Erst kürzlich hatte die ABDA bekanntgegeben, dass die Apotheker ein eigenes E-Rezept-Versorgungsmodell entwickeln wollen. Dazu hatte die Standesvertretung eine Projektskizze ans Bundesgesundheitsministerium gesendet, in der die Erprobung des Modells in zwei Stufen beschrieben wird. Den Apothekern war es immer sehr wichtig, dass die freie Apothekenwahl erhalten bleibt. Dazu passend erklärte Dr. Günther Hanke, Präsident der Landesapothekerkammer Baden-Württemberg, nun: „Die Kammer ist von der Ärzteschaft schon frühzeitig in deren telemedizinische Projekte eingebunden worden. Dabei wurde schnell klar, dass das elektronische Rezept eine Schlüsseltechnologie für das Funktionieren von Telemedizin darstellt. Allen Beteiligten ist bewusst, dass hier kein Zuweisungs- und Geschäftsmodell entstehen darf. Ziel der Projektpartner ist es, dass die Patientin und der Patient alleinige Herren ihrer hochsensiblen Gesundheitsdaten sind und die freie Arzt- und Apothekenwahl erhalten bleibt. Hierfür ist die Landesapothekerkammer als Körperschaft des öffentlichen Rechts unter Aufsicht des Sozialministeriums der Garant.“

Rezept-Übermitlung auch per Smartphone

DAZ.online hatte bereits berichtet, wie das Modell in Baden-Württemberg ungefähr ablaufen könnte: Nach der Beratung in der Online-Arztpraxis soll der Arzt das E-Rezept auf einem Server speichern, dem Patienten aber gleichzeitig einen Zugriffscode auf dieses E-Rezept geben. Der Patient kann sich dann eine Apotheke auswählen, seinen Code dort „hinbringen“ und damit dem Apotheker den Zugriff auf die Verordnung ermöglichen. Wie das technisch funktionieren soll, war bislang noch unklar.

Am heutigen Freitag teilten der Verband und die Kammer einige neue Details zu dem Projekt mit: Demnach soll der Patient den Zugriffscode nicht nur selbst in die Apotheke „bringen“ können, vielmehr sollen auch „Dienste der Leistungserbringer oder eines Drittanbieters“ verwendet werden können, beispielsweise in Form einer Handy-App oder einer Desktopanwendung, um das Rezept weiterzuleiten. Weiterhin sollen „definierte Schnittstellen“ gebildet werden, über die die Ärzte ein verschlüsseltes Rezept auf dem Rezeptspeicher ablegen können, heißt es in der Mitteilung. Und:Zur Anmeldung und Legititmation der Apotheker auf dem Rezeptserver wollen Kammer und Verband offenbar das sogenannte N-ident-Verfahren nutzen, das derzeit aufgebaut wird, damit sich die Apotheken beim Securpharm-System legitimieren können. Mit Hilfe der „digitalen Identität“, die die Apotheker für die Teilnahme bei Securpharm benötigen, sollen sie sich auch am Rezeptspeicher anmelden. Mit der technischen Umsetzung des Modellprojektes wollen die Apotheker die ABDA-Tochter Netzgesellschaft Deutscher Apotheken mbH (NGDA) beauftragen.

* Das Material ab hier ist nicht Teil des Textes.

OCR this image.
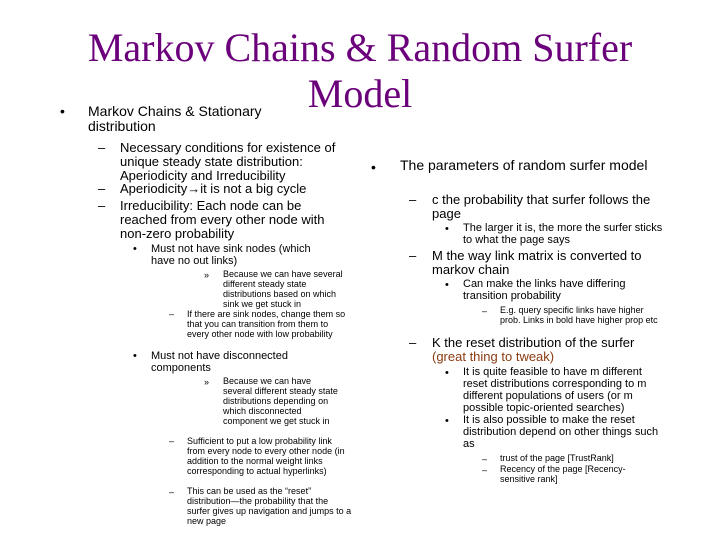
Markov Chains & Random Surfer
Model
• Markov Chains & Stationary distribution

– Necessary conditions for existence of unique steady state distribution: Aperiodicity and Irreducibility

– Aperiodicity→it is not a big cycle

– Irreducibility: Each node can be reached from every other node with non-zero probability

• Must not have sink nodes (which have no out links)

» Because we can have several different steady state distributions based on which sink we get stuck in

– If there are sink nodes, change them so that you can transition from them to every other node with low probability

• Must not have disconnected components

» Because we can have several different steady state distributions depending on which disconnected component we get stuck in

– Sufficient to put a low probability link from every node to every other node (in addition to the normal weight links corresponding to actual hyperlinks)

– This can be used as the “reset” distribution—the probability that the surfer gives up navigation and jumps to a new page

• The parameters of random surfer model

– c the probability that surfer follows the page

• The larger it is, the more the surfer sticks to what the page says

– M the way link matrix is converted to markov chain

• Can make the links have differing transition probability

– E.g. query specific links have higher prob. Links in bold have higher prop etc

– K the reset distribution of the surfer
(great thing to tweak)

• It is quite feasible to have m different reset distributions corresponding to m different populations of users (or m possible topic-oriented searches)

• It is also possible to make the reset distribution depend on other things such as

– trust of the page [TrustRank]

– Recency of the page [Recency-sensitive rank]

Die Projektentwicklung von GERDA ist auf ein gutes halbes Jahr ausgelegt. Erste Tests soll es Anfang des zweiten Quartals 2019 geben. Allerdings haben die Apotheker auch einige juristische Fragen zu beantworten: Bislang ist nämlich die Vorlage eines Papierrezepts noch zwingend notwendig. Hinzu kommt das sogenannte „DrEd-Verbot“, das vorschreibt, dass der Ausstellung einer Verordnung ein direkter Arztkontakt vorangegangen sein muss. Sehr wichtig wird es auch sein, die Kassen mit an Bord zu holen: Denn auch sie müssen die eingereichten E-Rezepte akzeptieren.